Juíza entra com açāo para expulsar animais de condomínio em Manaus

Foto: Ilustraçāo

A juíza Sheila Jordana de Sales, da 1ª Vara Cível e de Acidentes de Trabalho do Tribunal de Justiça do Amazonas (TJAM), moveu uma ação judicial contra o condomínio Ponta Negra 1 e a Prefeitura de Manaus, para que retirassem imediatamente os gatos de rua que vivem no local e para que a administração do condomínio tomasse medidas para impedir que moradores alimentassem os animais nas dependências do residencial.

A ação movida por Sheila foi acatada em decisão liminar (decisão urgente sem ouvir a outra parte) pelo juiz Marco Antônio Pinto da Costa, respondendo pela Vara do Juizado Especial da Fazenda Pública, que determinou que o condomínio e o Centro de Controle de Zoonoses (CCZ) promovessem a retirada imediata dos animais do local, no prazo de 10 (dez) dias.

Veja a decisão na íntegra

Os protetores de animais da Associação dos moradores do Ponta Negra I, que promovem a alimentação, vacinação e a castração dos animais no local, insatisfeitos, decidiram recorrer da decisão.

Após o condomínio não cumprir a liminar, a magistrada entrou ainda com um cumprimento de sentença (ato quando não é cumprido a decisão de um juiz) para atribuir multa para o condomínio pois este não teria cumprido a liminar.

Assim, em plantão judicial cível, o magistrado Francisco Carlos Queiroz, juiz plantonista, determinou multa diária de R$ 5.000,00 (cinco mil reais) caso os animais nāo fossem recolhidos do condomínio, podendo a multa chegar em até R$ 50.000 (cinquenta mil reais). Na decisāo, o juiz ainda considerou que a presença dos felinos no local pode provocar risco à saúde humana e, atendendo ao pedido de Sheila, determinou que o condomínio colocasse um agente de segurança no local para tão somente impedir outros moradores de alimentar os bichos.

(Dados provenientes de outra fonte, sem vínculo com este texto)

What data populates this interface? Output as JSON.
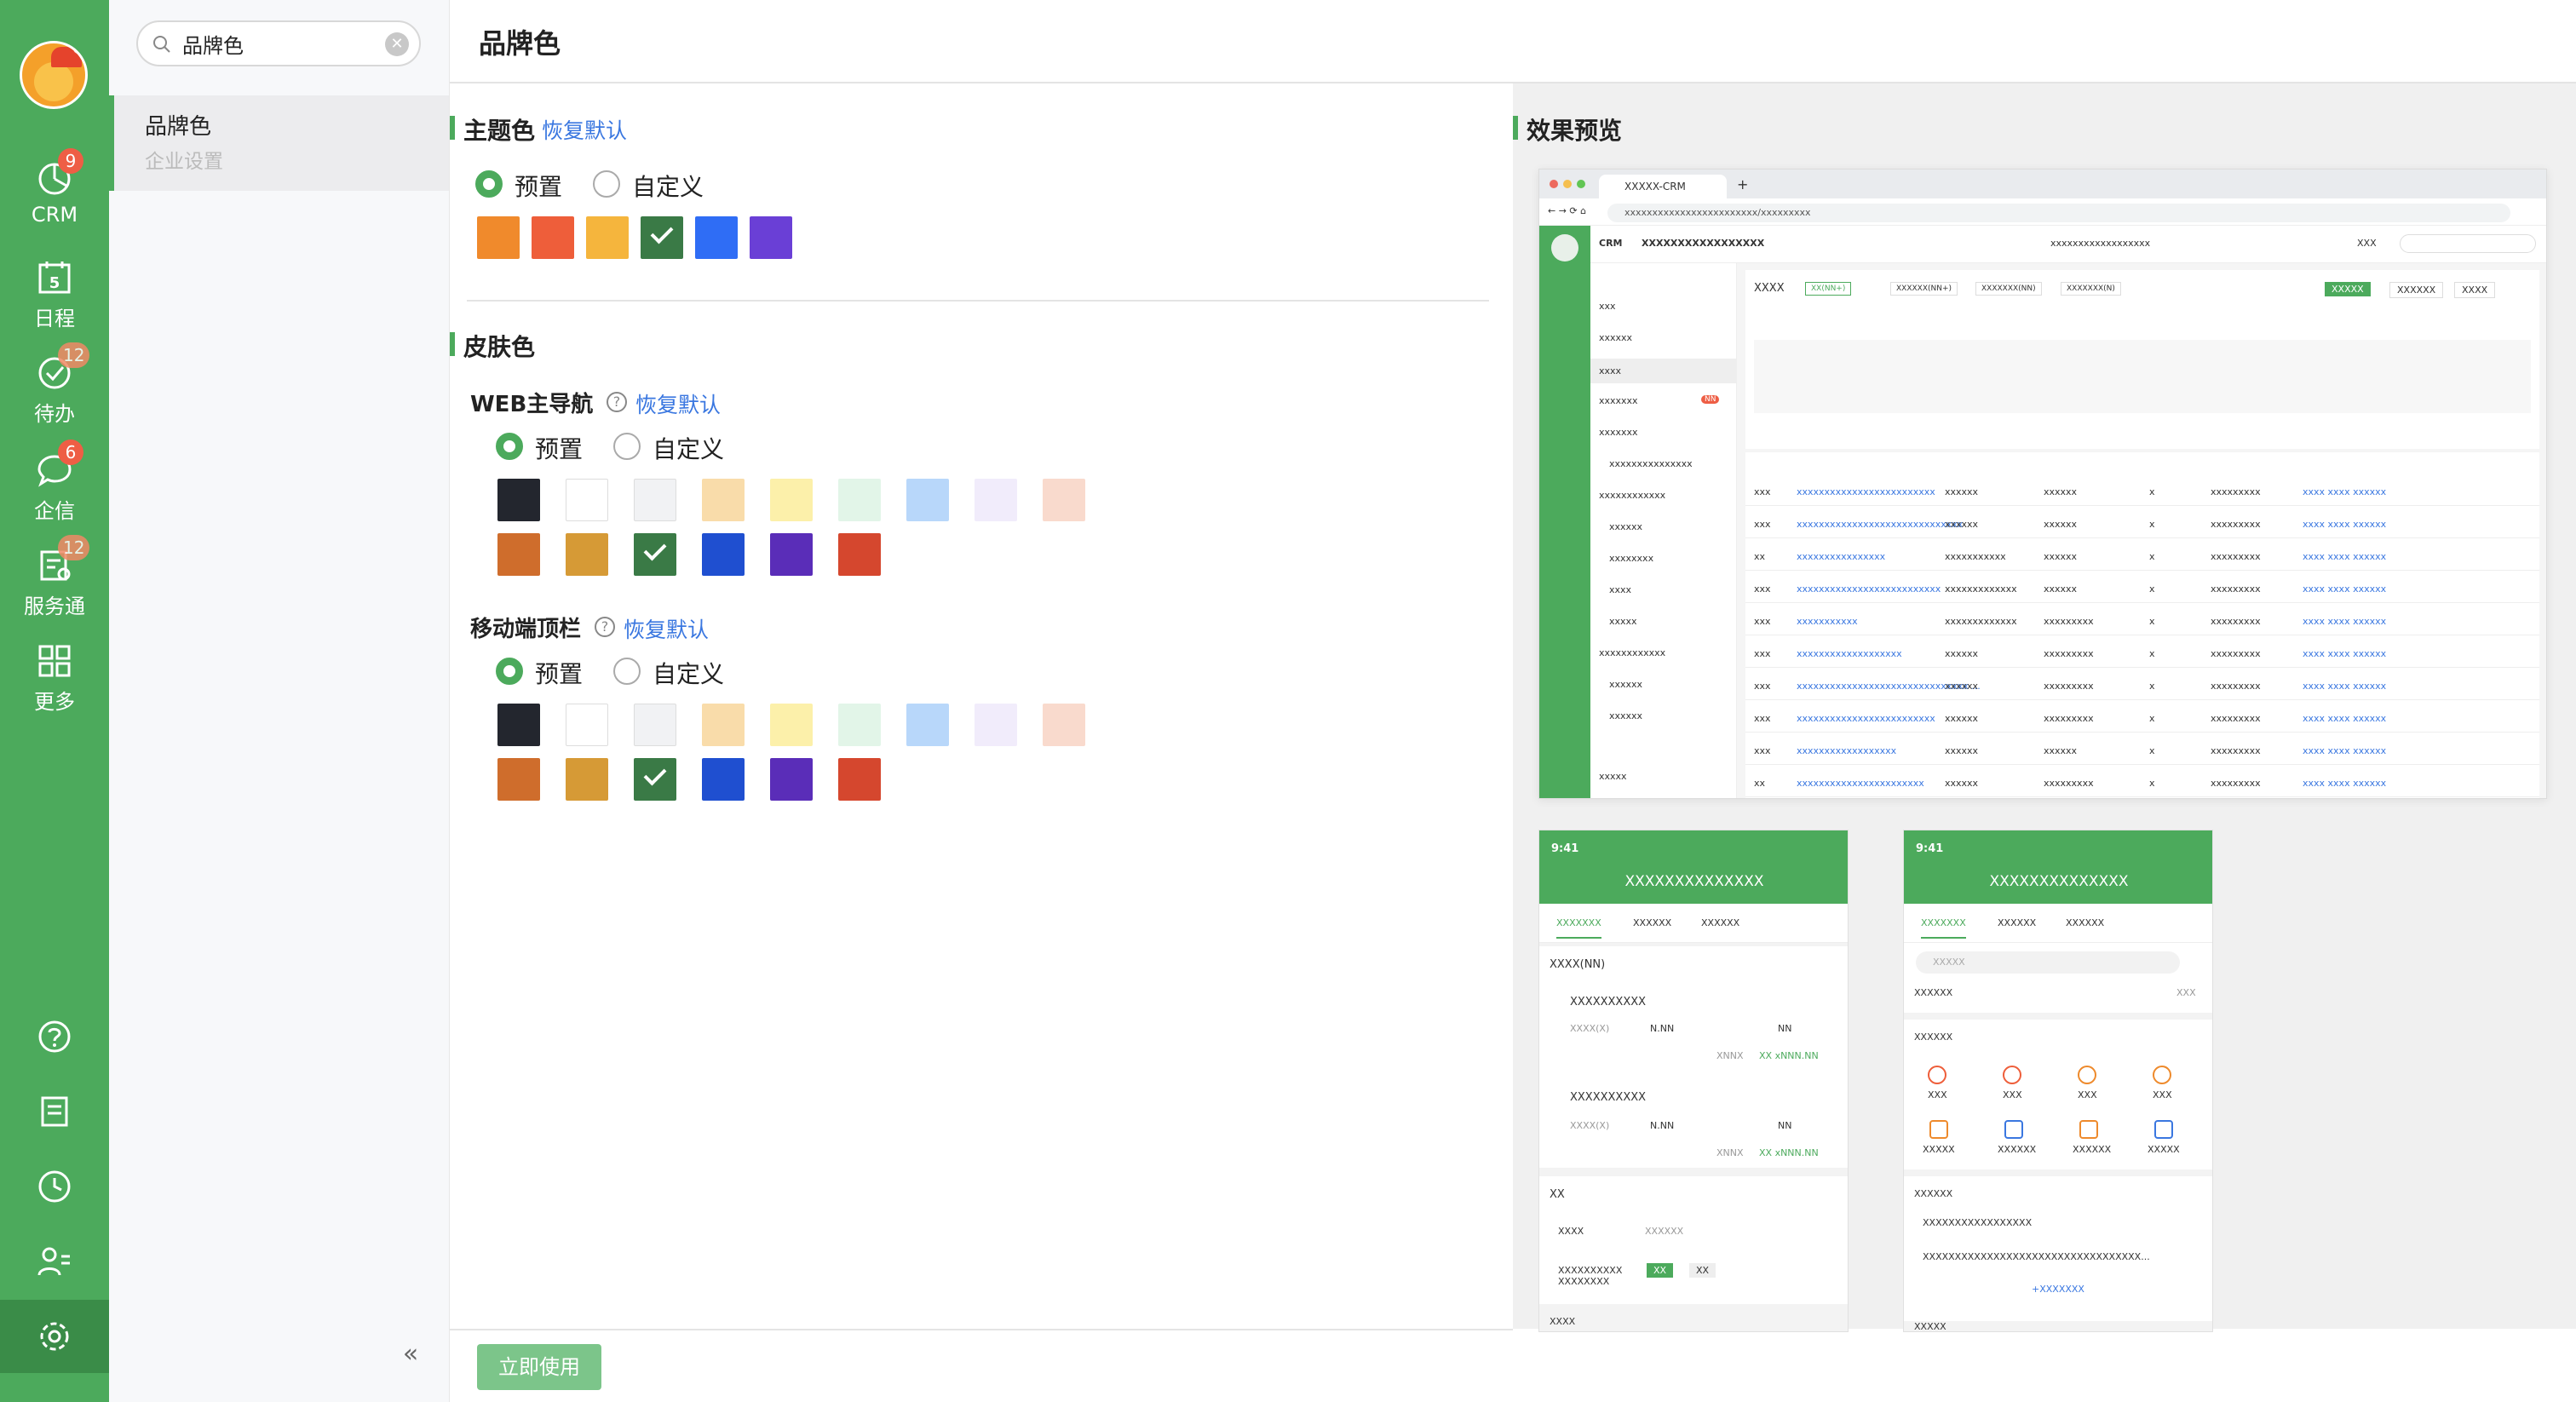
{
  "nav": {
    "items": [
      {
        "label": "CRM",
        "badge": "9",
        "icon": "crm-chart-icon"
      },
      {
        "label": "日程",
        "badge": "",
        "icon": "calendar-icon",
        "day": "5"
      },
      {
        "label": "待办",
        "badge": "12",
        "icon": "check-circle-icon"
      },
      {
        "label": "企信",
        "badge": "6",
        "icon": "chat-bubble-icon"
      },
      {
        "label": "服务通",
        "badge": "12",
        "icon": "service-icon"
      },
      {
        "label": "更多",
        "badge": "",
        "icon": "grid-icon"
      }
    ],
    "bottom": [
      "help-icon",
      "notes-icon",
      "clock-icon",
      "user-list-icon",
      "settings-icon"
    ]
  },
  "side": {
    "search_value": "品牌色",
    "result_title": "品牌色",
    "result_path": "企业设置",
    "collapse": "«"
  },
  "page": {
    "title": "品牌色"
  },
  "theme": {
    "title": "主题色",
    "reset": "恢复默认",
    "options": [
      "预置",
      "自定义"
    ],
    "selected": "预置",
    "colors": [
      "#f08a2c",
      "#ee5e3a",
      "#f5b53d",
      "#3a7a46",
      "#2f6df5",
      "#6a3fd6"
    ],
    "checked_index": 3
  },
  "skin": {
    "title": "皮肤色",
    "web": {
      "title": "WEB主导航",
      "reset": "恢复默认",
      "options": [
        "预置",
        "自定义"
      ],
      "selected": "预置",
      "row1": [
        "#23262e",
        "#ffffff",
        "#f1f2f4",
        "#f9dcaa",
        "#fcf0aa",
        "#e2f5e8",
        "#b8d7fa",
        "#f1ecfb",
        "#f9dacd"
      ],
      "row2": [
        "#cf6d2c",
        "#d69a36",
        "#3a7a46",
        "#1f4fd0",
        "#5a2db8",
        "#d5472e"
      ],
      "checked_row2_index": 2
    },
    "mobile": {
      "title": "移动端顶栏",
      "reset": "恢复默认",
      "options": [
        "预置",
        "自定义"
      ],
      "selected": "预置",
      "row1": [
        "#23262e",
        "#ffffff",
        "#f1f2f4",
        "#f9dcaa",
        "#fcf0aa",
        "#e2f5e8",
        "#b8d7fa",
        "#f1ecfb",
        "#f9dacd"
      ],
      "row2": [
        "#cf6d2c",
        "#d69a36",
        "#3a7a46",
        "#1f4fd0",
        "#5a2db8",
        "#d5472e"
      ],
      "checked_row2_index": 2
    }
  },
  "preview": {
    "title": "效果预览",
    "browser": {
      "tab": "XXXXX-CRM",
      "url": "xxxxxxxxxxxxxxxxxxxxxxxx/xxxxxxxxx",
      "brand": "CRM",
      "company": "XXXXXXXXXXXXXXXXX",
      "center": "xxxxxxxxxxxxxxxxxx",
      "right": "XXX",
      "side_items": [
        "xxx",
        "xxxxxx",
        "xxxx",
        "xxxxxxx",
        "xxxxxxx",
        "xxxxxxxxxxxxxxx",
        "xxxxxxxxxxxx",
        "xxxxxx",
        "xxxxxxxx",
        "xxxx",
        "xxxxx",
        "xxxxxxxxxxxx",
        "xxxxxx",
        "xxxxxx"
      ],
      "side_badge": "NN",
      "side_footer": "xxxxx",
      "header_title": "XXXX",
      "header_tabs": [
        "XX(NN+)",
        "XXXXXX(NN+)",
        "XXXXXXX(NN)",
        "XXXXXXX(N)"
      ],
      "header_btns": [
        "XXXXX",
        "XXXXXX",
        "XXXX"
      ],
      "table_rows": [
        {
          "c1": "xxx",
          "c2": "xxxxxxxxxxxxxxxxxxxxxxxxx",
          "c3": "xxxxxx",
          "c4": "xxxxxx",
          "c5": "x",
          "c6": "xxxxxxxxx"
        },
        {
          "c1": "xxx",
          "c2": "xxxxxxxxxxxxxxxxxxxxxxxxxxxxxx",
          "c3": "xxxxxx",
          "c4": "xxxxxx",
          "c5": "x",
          "c6": "xxxxxxxxx"
        },
        {
          "c1": "xx",
          "c2": "xxxxxxxxxxxxxxxx",
          "c3": "xxxxxxxxxxx",
          "c4": "xxxxxx",
          "c5": "x",
          "c6": "xxxxxxxxx"
        },
        {
          "c1": "xxx",
          "c2": "xxxxxxxxxxxxxxxxxxxxxxxxxx",
          "c3": "xxxxxxxxxxxxx",
          "c4": "xxxxxx",
          "c5": "x",
          "c6": "xxxxxxxxx"
        },
        {
          "c1": "xxx",
          "c2": "xxxxxxxxxxx",
          "c3": "xxxxxxxxxxxxx",
          "c4": "xxxxxxxxx",
          "c5": "x",
          "c6": "xxxxxxxxx"
        },
        {
          "c1": "xxx",
          "c2": "xxxxxxxxxxxxxxxxxxx",
          "c3": "xxxxxx",
          "c4": "xxxxxxxxx",
          "c5": "x",
          "c6": "xxxxxxxxx"
        },
        {
          "c1": "xxx",
          "c2": "xxxxxxxxxxxxxxxxxxxxxxxxxxxxxxx ...",
          "c3": "xxxxxx",
          "c4": "xxxxxxxxx",
          "c5": "x",
          "c6": "xxxxxxxxx"
        },
        {
          "c1": "xxx",
          "c2": "xxxxxxxxxxxxxxxxxxxxxxxxx",
          "c3": "xxxxxx",
          "c4": "xxxxxxxxx",
          "c5": "x",
          "c6": "xxxxxxxxx"
        },
        {
          "c1": "xxx",
          "c2": "xxxxxxxxxxxxxxxxxx",
          "c3": "xxxxxx",
          "c4": "xxxxxx",
          "c5": "x",
          "c6": "xxxxxxxxx"
        },
        {
          "c1": "xx",
          "c2": "xxxxxxxxxxxxxxxxxxxxxxx",
          "c3": "xxxxxx",
          "c4": "xxxxxxxxx",
          "c5": "x",
          "c6": "xxxxxxxxx"
        }
      ],
      "links": "xxxx  xxxx  xxxxxx"
    },
    "phone1": {
      "time": "9:41",
      "title": "XXXXXXXXXXXXXX",
      "tabs": [
        "XXXXXXX",
        "XXXXXX",
        "XXXXXX"
      ],
      "section": "XXXX(NN)",
      "item1": "XXXXXXXXXX",
      "item2": "XXXXXXXXXX",
      "qty_label": "XXXX(X)",
      "price": "N.NN",
      "qty": "NN",
      "sum": "XNNX",
      "total": "XX xNNN.NN",
      "xx": "XX",
      "row": "XXXX",
      "row_val": "XXXXXX",
      "multi": "XXXXXXXXXX XXXXXXXX",
      "footer": "XXXX"
    },
    "phone2": {
      "time": "9:41",
      "title": "XXXXXXXXXXXXXX",
      "tabs": [
        "XXXXXXX",
        "XXXXXX",
        "XXXXXX"
      ],
      "search": "XXXXX",
      "filter": "XXXXXX",
      "cal": "XXX",
      "group": "XXXXXX",
      "apps1": [
        "XXX",
        "XXX",
        "XXX",
        "XXX"
      ],
      "apps2": [
        "XXXXX",
        "XXXXXX",
        "XXXXXX",
        "XXXXX"
      ],
      "list_title": "XXXXXX",
      "list1": "XXXXXXXXXXXXXXXXX",
      "list2": "XXXXXXXXXXXXXXXXXXXXXXXXXXXXXXXXXX...",
      "more": "+XXXXXXX",
      "footer": "XXXXX"
    }
  },
  "footer": {
    "apply": "立即使用"
  }
}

(veja a segunda decisão na íntegra)

Irregularidades

A Comissão de Proteção aos Animais da Ordem dos Advogados do Brasil (OAB-AM) emitiu uma nota repudiando a açāo movida por Sheila e ainda identificou diversas irregularidades e anormalidades no processo, que de acordo com a Comissāo, foi promulgado em tempo recorde.

“A Comissão REPUDIA a decisão judicial que determinou a retirada de animais chamados “irregulares” e “errantes”, que vivem pacificamente em comunidade e sob os cuidados de um grupo de proteção animal organizado por moradores (da Associação dos moradores). Os animais são vacinados, castrados e vermifugados, não apresentam qualquer ameaça à saúde pública ou a tranquilidade dos moradores, são, portanto, considerados comunitários”

Em outro trecho da nota, a Comissāo classificou como ilegal a decisão judicial favorável à Sheila, pois considera que o juiz Francisco Queiroz nāo tinha competência para atuar no caso.

“O magistrado do Juizado Especial da Fazenda Pública é impedido por lei de atuar em demandas sobre direitos e interesses difusos, resta clara, portanto, a incompetência absoluta do julgador.”

Moradores reagem

Revoltados com a atitude da juíza Sheila, um grupo de aproximadamente quinze moradores do condomínio Ponta Negra 1, decidiu entrar com mandado de segurança para permitir que os felinos possam continuar vivendo no local. A açāo judicial contou com o apoio da deputada e protetora dos animais Joana Darc (PL), que lamentou a atitude da juíza.

“NÃO ACEITAREI que decisões como essa que pregam apenas a falta de cuidado e de respeito aos animais seja aceita.”, declarou a parlamentar.

Apesar de serem gatos de rua, os felinos eram castrados, vacinados, recebiam alimentaçāo voluntária e sāo considerados animais comunitários protegidos pela Lei Estadual n° 4.957/2019.